Der Notstand ist im Moment nicht so offensichtlich wie im letzten Herbst, es gibt Betten für die Flüchtlinge, die hier sind und eine medizinische Versorgung, die einigermaßen funktioniert – und damit ist das typische Berliner Spiel wieder losgegangen: Jeder will mitreden und alle reden sich raus, niemand ist handlungsfähig oder verantwortlich. Statt die Situation zu meistern, wurstelt man sich durch. 

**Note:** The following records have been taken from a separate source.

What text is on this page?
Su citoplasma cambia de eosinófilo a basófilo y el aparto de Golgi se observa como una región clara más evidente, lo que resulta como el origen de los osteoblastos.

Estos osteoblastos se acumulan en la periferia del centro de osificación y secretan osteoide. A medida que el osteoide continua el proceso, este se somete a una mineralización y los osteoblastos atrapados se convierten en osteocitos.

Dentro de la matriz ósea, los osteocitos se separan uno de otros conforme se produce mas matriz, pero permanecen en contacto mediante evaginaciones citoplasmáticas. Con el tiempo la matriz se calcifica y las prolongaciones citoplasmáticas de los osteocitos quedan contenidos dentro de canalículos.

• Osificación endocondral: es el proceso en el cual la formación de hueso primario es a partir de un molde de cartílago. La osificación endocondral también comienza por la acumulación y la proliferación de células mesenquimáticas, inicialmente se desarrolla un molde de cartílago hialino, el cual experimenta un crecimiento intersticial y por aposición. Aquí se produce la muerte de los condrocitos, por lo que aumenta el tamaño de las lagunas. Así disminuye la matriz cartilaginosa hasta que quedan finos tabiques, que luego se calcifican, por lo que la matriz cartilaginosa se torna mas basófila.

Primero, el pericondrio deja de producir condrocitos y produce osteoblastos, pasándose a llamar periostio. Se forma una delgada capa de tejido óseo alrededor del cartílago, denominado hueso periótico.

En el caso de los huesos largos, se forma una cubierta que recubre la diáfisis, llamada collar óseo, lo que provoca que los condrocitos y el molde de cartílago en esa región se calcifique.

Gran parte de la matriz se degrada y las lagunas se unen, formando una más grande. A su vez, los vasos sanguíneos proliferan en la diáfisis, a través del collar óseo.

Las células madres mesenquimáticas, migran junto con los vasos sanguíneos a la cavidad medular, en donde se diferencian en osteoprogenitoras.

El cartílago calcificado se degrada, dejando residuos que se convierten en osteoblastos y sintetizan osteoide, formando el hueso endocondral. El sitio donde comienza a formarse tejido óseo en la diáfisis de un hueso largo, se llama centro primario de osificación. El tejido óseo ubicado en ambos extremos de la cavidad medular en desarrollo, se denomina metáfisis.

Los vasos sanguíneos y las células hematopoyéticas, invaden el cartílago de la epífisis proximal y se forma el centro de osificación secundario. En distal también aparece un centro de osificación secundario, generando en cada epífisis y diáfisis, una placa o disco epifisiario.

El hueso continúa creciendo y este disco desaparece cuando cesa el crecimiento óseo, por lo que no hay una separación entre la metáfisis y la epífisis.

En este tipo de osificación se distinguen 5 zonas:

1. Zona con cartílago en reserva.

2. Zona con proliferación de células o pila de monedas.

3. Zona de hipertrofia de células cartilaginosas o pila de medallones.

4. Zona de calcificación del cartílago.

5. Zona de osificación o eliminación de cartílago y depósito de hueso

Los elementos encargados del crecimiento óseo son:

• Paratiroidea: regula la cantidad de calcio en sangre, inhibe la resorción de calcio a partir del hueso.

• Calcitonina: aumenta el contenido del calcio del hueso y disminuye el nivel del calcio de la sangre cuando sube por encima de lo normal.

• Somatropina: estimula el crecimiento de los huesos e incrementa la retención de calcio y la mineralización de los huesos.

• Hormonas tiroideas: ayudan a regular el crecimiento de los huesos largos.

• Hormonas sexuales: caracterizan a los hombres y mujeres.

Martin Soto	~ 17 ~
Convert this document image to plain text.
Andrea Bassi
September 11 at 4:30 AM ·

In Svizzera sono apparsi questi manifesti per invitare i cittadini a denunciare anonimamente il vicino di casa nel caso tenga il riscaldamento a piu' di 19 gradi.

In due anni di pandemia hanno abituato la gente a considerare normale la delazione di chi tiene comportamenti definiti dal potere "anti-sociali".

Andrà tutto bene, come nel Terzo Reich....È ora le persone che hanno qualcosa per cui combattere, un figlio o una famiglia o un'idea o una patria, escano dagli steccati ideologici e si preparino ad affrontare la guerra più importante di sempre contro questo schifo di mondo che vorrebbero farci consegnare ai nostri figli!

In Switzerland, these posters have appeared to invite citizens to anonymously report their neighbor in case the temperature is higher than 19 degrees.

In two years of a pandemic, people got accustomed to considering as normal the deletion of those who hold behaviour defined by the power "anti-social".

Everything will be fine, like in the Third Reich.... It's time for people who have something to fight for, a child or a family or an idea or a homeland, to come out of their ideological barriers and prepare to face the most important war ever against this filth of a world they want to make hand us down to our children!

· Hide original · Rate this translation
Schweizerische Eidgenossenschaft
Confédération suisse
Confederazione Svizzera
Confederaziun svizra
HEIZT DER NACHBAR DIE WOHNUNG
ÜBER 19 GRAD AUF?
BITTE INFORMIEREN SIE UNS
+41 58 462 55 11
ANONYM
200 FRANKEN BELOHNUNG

Und damit brechen wir den Menschen die Flügel. Frust, Sorge, Angst, Verzweiflung hat sich bei vielen breitgemacht, die hier so hoffnungsfroh im vergangenen Herbst ankamen. Manche werden krank oder betäuben sich mit Drogen, andere suchen Halt, bei denen, die sie nur missbrauchen, wieder andere lassen sich schwarz in Pizzerien, Autowerkstätten oder bei Sicherheitsdiensten ausbeuten und was das Allerschlimmste ist: Die Menschen haben das Vertrauen verloren in die Politik, in engagierte Sozialarbeiter und auch in uns Ehrenamtliche – man glaubt uns nicht mehr. Wie sollen wir je dieses verspielte Vertrauen wieder aufbauen, damit es eine Chance zur Integration gibt?

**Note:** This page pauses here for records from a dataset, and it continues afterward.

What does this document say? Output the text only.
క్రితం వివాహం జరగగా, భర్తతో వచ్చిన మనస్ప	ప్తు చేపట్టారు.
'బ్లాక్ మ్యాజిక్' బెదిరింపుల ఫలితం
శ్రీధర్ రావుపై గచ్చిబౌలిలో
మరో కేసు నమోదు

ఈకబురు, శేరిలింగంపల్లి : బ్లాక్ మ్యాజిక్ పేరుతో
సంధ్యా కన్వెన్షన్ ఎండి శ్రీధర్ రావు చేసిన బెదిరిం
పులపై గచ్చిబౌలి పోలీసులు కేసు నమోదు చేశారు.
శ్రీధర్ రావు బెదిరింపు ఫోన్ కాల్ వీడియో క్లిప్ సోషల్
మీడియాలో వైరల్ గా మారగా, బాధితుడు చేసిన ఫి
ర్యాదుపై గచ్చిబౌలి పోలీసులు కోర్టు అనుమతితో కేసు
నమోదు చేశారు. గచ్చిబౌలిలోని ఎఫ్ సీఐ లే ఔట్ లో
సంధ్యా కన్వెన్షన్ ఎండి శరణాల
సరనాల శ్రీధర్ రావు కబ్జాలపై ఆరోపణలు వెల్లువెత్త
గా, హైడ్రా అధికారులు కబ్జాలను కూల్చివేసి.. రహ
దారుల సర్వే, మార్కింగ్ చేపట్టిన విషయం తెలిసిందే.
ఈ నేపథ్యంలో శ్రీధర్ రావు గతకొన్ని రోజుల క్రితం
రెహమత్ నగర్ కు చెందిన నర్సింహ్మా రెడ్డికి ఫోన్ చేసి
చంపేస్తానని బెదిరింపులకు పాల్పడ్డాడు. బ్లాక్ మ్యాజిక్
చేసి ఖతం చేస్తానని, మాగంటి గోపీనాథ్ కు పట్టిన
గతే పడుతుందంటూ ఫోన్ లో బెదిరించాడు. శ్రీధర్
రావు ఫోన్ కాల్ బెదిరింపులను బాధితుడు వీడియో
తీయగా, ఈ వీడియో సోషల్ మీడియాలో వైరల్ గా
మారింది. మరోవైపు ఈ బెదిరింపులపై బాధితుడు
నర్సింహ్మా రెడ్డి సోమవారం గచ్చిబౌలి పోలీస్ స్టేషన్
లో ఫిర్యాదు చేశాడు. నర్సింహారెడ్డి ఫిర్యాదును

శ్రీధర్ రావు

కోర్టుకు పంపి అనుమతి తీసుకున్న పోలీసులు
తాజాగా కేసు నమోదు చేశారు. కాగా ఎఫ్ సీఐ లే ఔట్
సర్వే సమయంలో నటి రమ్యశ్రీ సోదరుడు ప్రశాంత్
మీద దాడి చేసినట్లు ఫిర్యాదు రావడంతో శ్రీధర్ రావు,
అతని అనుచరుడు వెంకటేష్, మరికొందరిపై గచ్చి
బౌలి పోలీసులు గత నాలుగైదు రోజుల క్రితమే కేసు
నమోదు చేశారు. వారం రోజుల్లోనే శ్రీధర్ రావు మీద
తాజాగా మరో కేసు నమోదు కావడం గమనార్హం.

Wir brauchen keine Pläne, die von Schreibtisch zu Schreibtisch geschoben werden, sondern den Willen von allen, die Probleme heute zu lösen. Wir brauchen Sonderschichten auf allen politischen und Verwaltungsebenen um Container zu bestellen, Baugenehmigungen zu erteilen, Schulplätze zu schaffen. Es gibt einen Unterbringungsnotstand und jeder weiß das. Sich weiter durchzuwursteln ist unverantwortlich.